Ricardo Amorim: "A pandemia e nossas escolhas"
UMA Pesquisa realizada pela Universidade Federal de Pelotas estimou que o verdadeiro número de pessoas infectadas pelo #coronavirus no Brasil é pouco mais de sete vezes maior do que o total de casos confirmados. Portanto, a letalidade real do vírus no país até aqui foi de 1/7 da letalidade medida, isto é 1%.
Então, 2,94 milhões de pessoas – 1,4% dos brasileiros – já teriam anticorpos e, em tese, estariam imunizadas.
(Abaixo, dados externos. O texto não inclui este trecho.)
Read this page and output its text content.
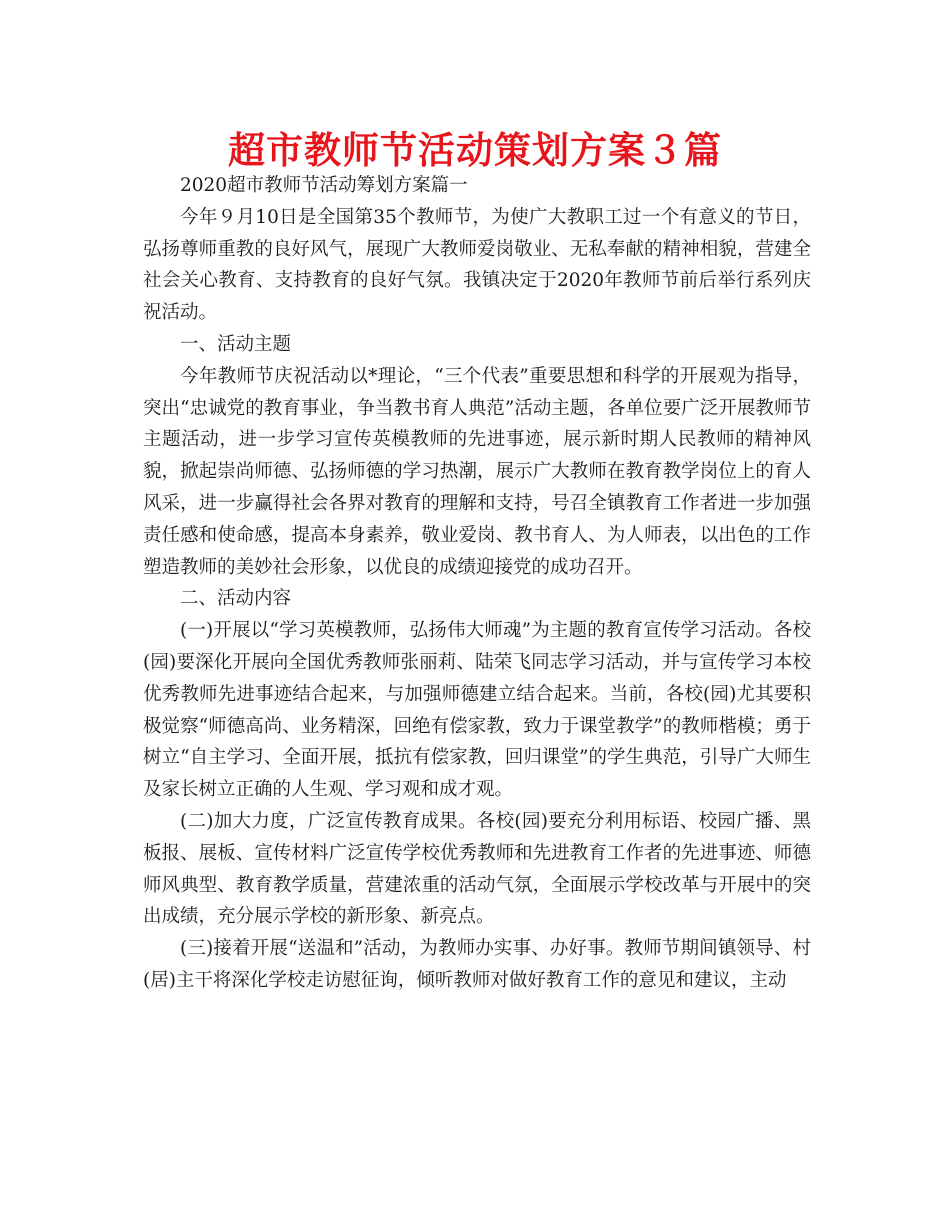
超市教师节活动策划方案３篇

2020超市教师节活动筹划方案篇一

今年９月10日是全国第35个教师节，为使广大教职工过一个有意义的节日，弘扬尊师重教的良好风气，展现广大教师爱岗敬业、无私奉献的精神相貌，营建全社会关心教育、支持教育的良好气氛。我镇决定于2020年教师节前后举行系列庆祝活动。

一、活动主题

今年教师节庆祝活动以*理论，“三个代表”重要思想和科学的开展观为指导，突出“忠诚党的教育事业，争当教书育人典范”活动主题，各单位要广泛开展教师节主题活动，进一步学习宣传英模教师的先进事迹，展示新时期人民教师的精神风貌，掀起崇尚师德、弘扬师德的学习热潮，展示广大教师在教育教学岗位上的育人风采，进一步赢得社会各界对教育的理解和支持，号召全镇教育工作者进一步加强责任感和使命感，提高本身素养，敬业爱岗、教书育人、为人师表，以出色的工作塑造教师的美妙社会形象，以优良的成绩迎接党的成功召开。

二、活动内容

(一)开展以“学习英模教师，弘扬伟大师魂”为主题的教育宣传学习活动。各校(园)要深化开展向全国优秀教师张丽莉、陆荣飞同志学习活动，并与宣传学习本校优秀教师先进事迹结合起来，与加强师德建立结合起来。当前，各校(园)尤其要积极觉察“师德高尚、业务精深，回绝有偿家教，致力于课堂教学”的教师楷模；勇于树立“自主学习、全面开展，抵抗有偿家教，回归课堂”的学生典范，引导广大师生及家长树立正确的人生观、学习观和成才观。

(二)加大力度，广泛宣传教育成果。各校(园)要充分利用标语、校园广播、黑板报、展板、宣传材料广泛宣传学校优秀教师和先进教育工作者的先进事迹、师德师风典型、教育教学质量，营建浓重的活动气氛，全面展示学校改革与开展中的突出成绩，充分展示学校的新形象、新亮点。

(三)接着开展“送温和”活动，为教师办实事、办好事。教师节期间镇领导、村(居)主干将深化学校走访慰征询，倾听教师对做好教育工作的意见和建议，主动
Especialistas estimam que entre 50% e 80% da população teriam de ter anticorpos para se atingir a imunidade de rebanho, quando a transmissão da doença é controlada pela própria dificuldade do vírus em encontrar novos indivíduos para infectar.
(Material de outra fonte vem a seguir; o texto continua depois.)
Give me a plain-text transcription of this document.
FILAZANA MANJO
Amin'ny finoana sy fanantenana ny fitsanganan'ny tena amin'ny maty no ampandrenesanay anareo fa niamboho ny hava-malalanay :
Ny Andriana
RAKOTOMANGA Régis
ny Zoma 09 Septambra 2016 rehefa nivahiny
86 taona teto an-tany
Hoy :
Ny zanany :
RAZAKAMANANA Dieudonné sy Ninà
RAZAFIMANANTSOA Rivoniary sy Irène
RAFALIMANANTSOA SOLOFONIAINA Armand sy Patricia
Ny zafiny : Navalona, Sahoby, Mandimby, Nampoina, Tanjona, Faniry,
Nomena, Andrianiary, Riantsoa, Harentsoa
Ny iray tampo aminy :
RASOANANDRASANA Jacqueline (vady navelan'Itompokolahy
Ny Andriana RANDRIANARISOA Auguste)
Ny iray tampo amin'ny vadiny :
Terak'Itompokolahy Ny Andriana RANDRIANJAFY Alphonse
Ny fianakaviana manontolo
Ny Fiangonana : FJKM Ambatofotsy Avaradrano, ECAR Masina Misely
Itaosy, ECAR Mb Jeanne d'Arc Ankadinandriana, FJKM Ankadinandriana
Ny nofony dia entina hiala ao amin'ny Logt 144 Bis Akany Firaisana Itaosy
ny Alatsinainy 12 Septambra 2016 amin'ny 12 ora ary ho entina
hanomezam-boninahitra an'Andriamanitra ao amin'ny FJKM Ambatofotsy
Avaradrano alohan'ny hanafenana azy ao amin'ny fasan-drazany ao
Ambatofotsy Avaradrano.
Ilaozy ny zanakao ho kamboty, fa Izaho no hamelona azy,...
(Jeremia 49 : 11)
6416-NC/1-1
Mesmo considerando a estimativa inferior para imunidade de rebanho (50%), mais 102 milhões de brasileiros ainda teriam de ser infectados até isso acontecer. Infelizmente, isso significaria que, mantida a letalidade observada até aqui, ao menos mais um milhão de pessoas teriam de morrer de coronavírus no país até atingirmos a imunidade de rebanho.
Até que uma vacina ou tratamento completamente eficaz esteja disponível, as alternativas para limitar a transmissão são cuidados de higiene, testes, monitoramento e medidas de distanciamento físico.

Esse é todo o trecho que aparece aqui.